It seems to me that I have always belonged to two different countries all my time till now. Some time I have spent Inside my head. From that vantage point, India seems like a foreign country to me. Do you think I am speaking parseltoungue? Wait, I will make you realize. This is the same country which not less than 200 years ago, used to burn woman on her husband's death. This, according to my understanding, a masculine collective consciousness deciding women's sexuality. Does it seem like a country you live in? Do you see this in your surroundings today? No, you don't. But, you see, just like you do not see dinosaurs today, but some derived species in today's geography, Similarly, The Sati practice is found in its derived forms. For instance, what will you say to rapes that happen today and the violence afterwards to ensure, the rape does not resemble like a reptile which has some Jurassic features. The sexual anxiety of losing domination and not been able to control a women's sexual choice or in general life choices reflect in the deeds of the most common of men in India.
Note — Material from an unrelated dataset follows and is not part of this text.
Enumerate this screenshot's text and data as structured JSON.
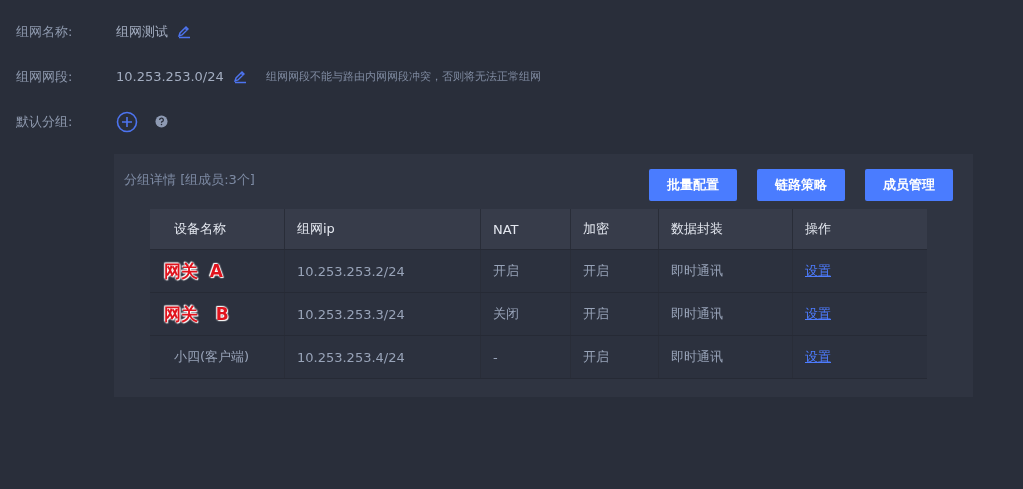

Similarly, From the vantage point of India, I find my mind an estranged territory. I suffered from a heartbreak in recent times. An unrequited love, desires not been reciprocated is my issue. Is the desire to be with someone a borderline attempt to control a woman's sexuality. The anxiety of a heart break, is it the same as the sexual anxiety of a masculine consciousness which wishes to rape a woman because he finds this the best way to dominate a woman? This is a question which I struggle with for past few days in my life. Am I the one who is projecting an authoritative desire here.
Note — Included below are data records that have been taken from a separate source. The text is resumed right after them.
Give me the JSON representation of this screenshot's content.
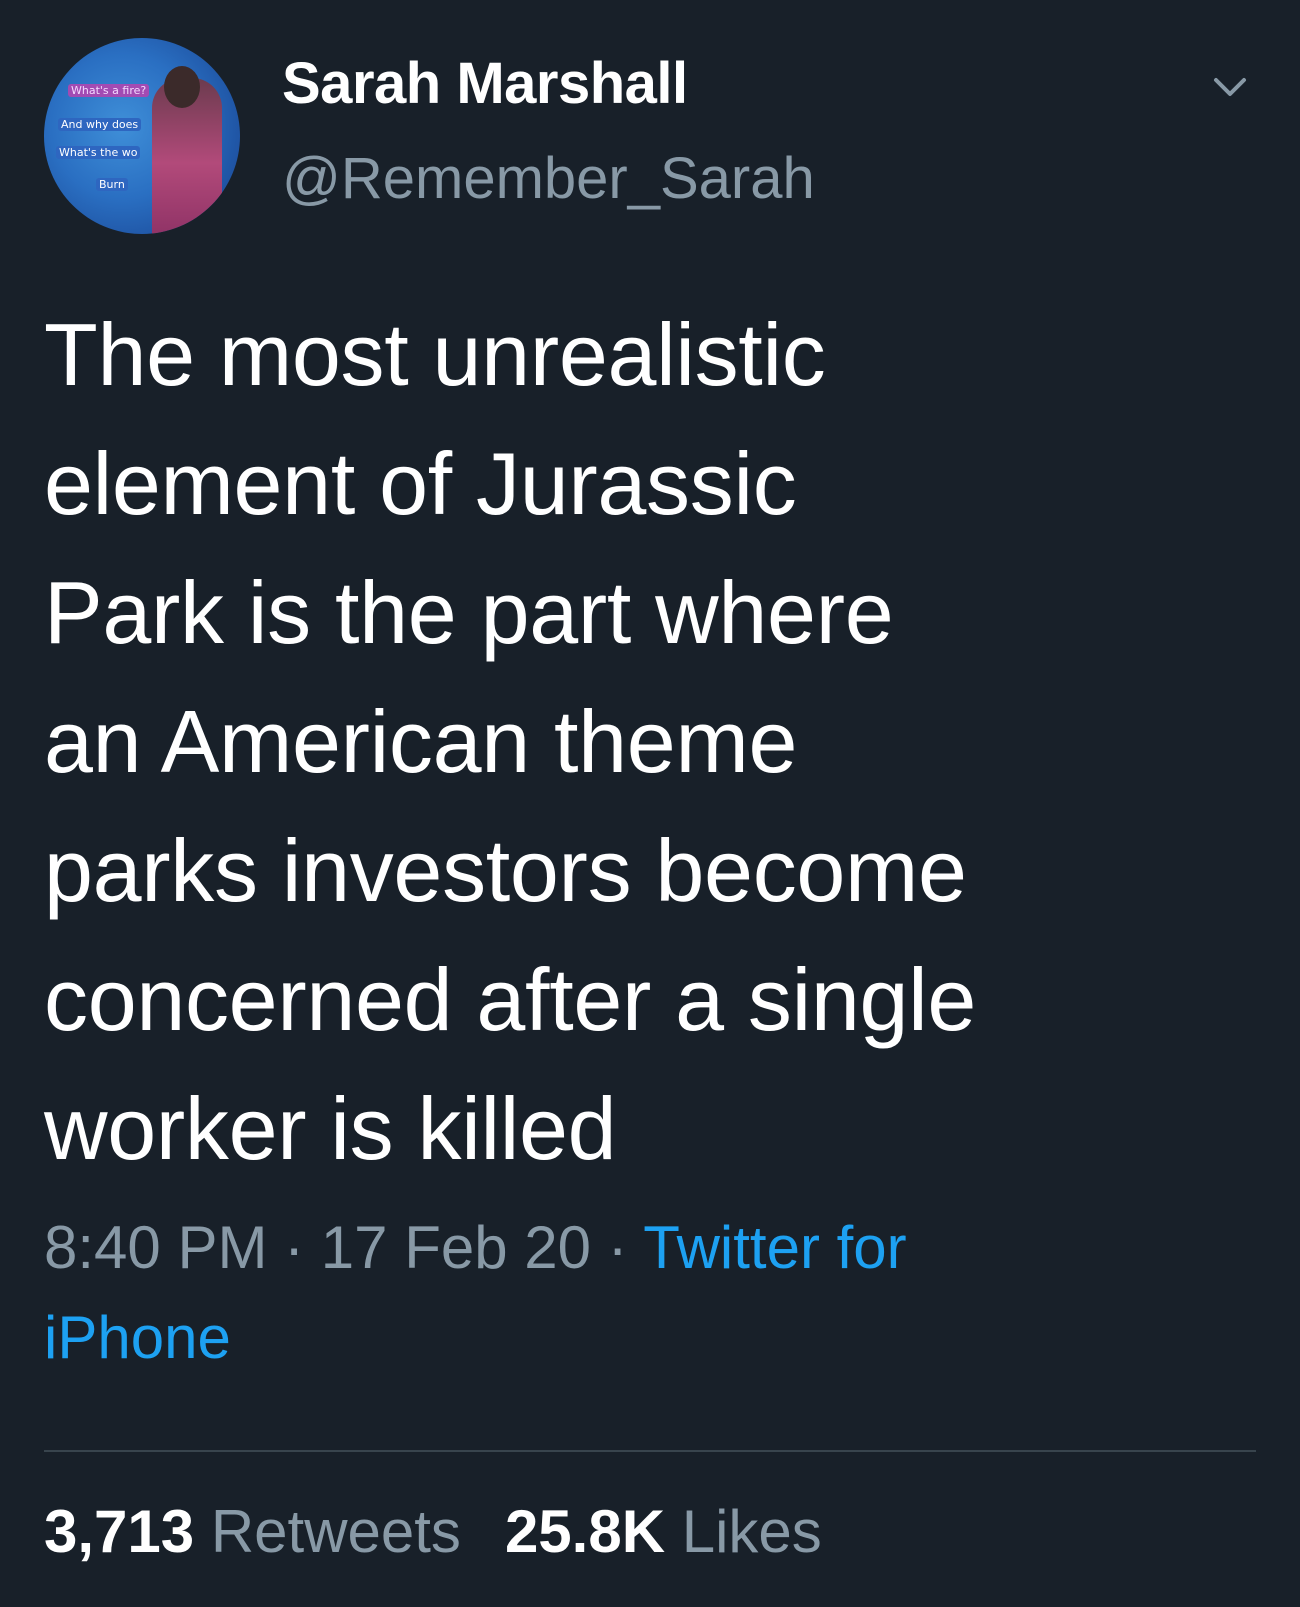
{
  "user": {
    "display_name": "Sarah Marshall",
    "handle": "@Remember_Sarah",
    "avatar_captions": [
      "What's a fire?",
      "And why does",
      "What's the wo",
      "Burn"
    ]
  },
  "tweet": {
    "text": "The most unrealistic\nelement of Jurassic\nPark is the part where\nan American theme\nparks investors become\nconcerned after a single\nworker is killed",
    "time": "8:40 PM",
    "separator": "·",
    "date": "17 Feb 20",
    "source": "Twitter for iPhone"
  },
  "stats": {
    "retweets_count": "3,713",
    "retweets_label": "Retweets",
    "likes_count": "25.8K",
    "likes_label": "Likes"
  },
  "colors": {
    "background": "#182029",
    "primary_text": "#ffffff",
    "secondary_text": "#8899a6",
    "link": "#1da1f2",
    "divider": "#38444d"
  },
  "icons": {
    "menu": "chevron-down-icon"
  }
}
My mind in these circumstances seems to be a foreign land where I remain but a refugee. This, in my opinion, should be seen, from the vantage point of human rights. The right to desire and right to consent are two aspects that are of concern here. I have full right to have desire of a woman in my life. But whether this desire has to have any ground existence remains purely a matter of choice of the woman. The consent is a category which is defining the boundaries of the personal here.
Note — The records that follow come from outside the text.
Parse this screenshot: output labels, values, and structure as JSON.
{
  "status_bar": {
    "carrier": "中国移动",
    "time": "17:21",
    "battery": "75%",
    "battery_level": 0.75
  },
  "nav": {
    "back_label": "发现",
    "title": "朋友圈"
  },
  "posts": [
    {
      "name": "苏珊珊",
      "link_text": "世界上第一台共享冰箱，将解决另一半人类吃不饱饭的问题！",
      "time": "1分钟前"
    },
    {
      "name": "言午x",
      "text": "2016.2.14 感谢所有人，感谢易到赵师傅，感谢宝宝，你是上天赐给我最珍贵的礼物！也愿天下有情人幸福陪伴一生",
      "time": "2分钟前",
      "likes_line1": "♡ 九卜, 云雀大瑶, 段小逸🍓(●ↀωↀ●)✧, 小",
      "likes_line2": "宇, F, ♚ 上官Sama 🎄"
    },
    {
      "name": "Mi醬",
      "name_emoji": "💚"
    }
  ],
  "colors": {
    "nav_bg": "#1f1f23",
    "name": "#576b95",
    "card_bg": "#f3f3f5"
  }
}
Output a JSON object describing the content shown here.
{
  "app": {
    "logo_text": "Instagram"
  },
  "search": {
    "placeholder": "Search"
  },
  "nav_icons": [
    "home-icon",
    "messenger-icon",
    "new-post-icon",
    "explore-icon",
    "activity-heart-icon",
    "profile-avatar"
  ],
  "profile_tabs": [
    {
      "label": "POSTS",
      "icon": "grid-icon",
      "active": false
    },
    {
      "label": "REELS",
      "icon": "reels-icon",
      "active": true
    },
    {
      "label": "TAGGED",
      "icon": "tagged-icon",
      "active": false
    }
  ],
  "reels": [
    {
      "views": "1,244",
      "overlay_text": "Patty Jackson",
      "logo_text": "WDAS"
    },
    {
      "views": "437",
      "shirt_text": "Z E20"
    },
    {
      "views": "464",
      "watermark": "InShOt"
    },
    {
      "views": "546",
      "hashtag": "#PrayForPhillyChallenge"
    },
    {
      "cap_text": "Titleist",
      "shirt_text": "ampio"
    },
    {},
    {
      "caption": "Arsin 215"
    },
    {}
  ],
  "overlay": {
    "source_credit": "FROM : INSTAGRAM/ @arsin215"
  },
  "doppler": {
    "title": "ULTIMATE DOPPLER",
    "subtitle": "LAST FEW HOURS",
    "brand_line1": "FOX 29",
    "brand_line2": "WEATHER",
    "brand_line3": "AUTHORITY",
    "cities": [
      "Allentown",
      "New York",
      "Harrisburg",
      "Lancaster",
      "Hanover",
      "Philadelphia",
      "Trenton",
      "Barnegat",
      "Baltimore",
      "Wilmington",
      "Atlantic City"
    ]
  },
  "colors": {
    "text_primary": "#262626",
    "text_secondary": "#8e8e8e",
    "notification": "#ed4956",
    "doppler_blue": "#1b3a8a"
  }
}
We suffer from a fundamental predicament here. The boundaries between "personal" and "Political" has become extremely porous and to some even non-existent today. Where do we stand on rights of personal desires and love. Love originates from a personal space of the mind. Whatever be the psycho-socio-political influence, but if we take the individual as the breeding ground for love, then it becomes a matter of political decision making when it concerns with two or more people. This space, between a man and a woman, or two genders, heterosexual, homosexual or otherwise, remains purely an economy of free market. The demand drives the desires and the supply, the availability of intimacy drives the satisfaction of the desires. Can we raise a concern of equal rights to be loved someday in this economy or space? Is it even a valid question to demand equality of this bizarre aspect? Is the matter between two people be political in the absolute democratic sense? Is consent the only criteria for judging the democratic nature of this polity? Over the years, the individual rights of consent have been violated in these areas. Since times or arrange marriage or otherwise. Now, at least on paper, consent has found itself victorious as a parameter for a relationship. But, the question rises, in this democratic process, is it inevitable that one section (one person) has to always suffer the tyranny of the other section (the other person)? I have refrained from using the phrase tyranny of majority since here quantitatively there are two people in a political space. The question remains, unrequited love and its related mental trauma, will it find any space in this political space? I suffer from this. I hope I get out of this. And I start feeling home in my own mind again.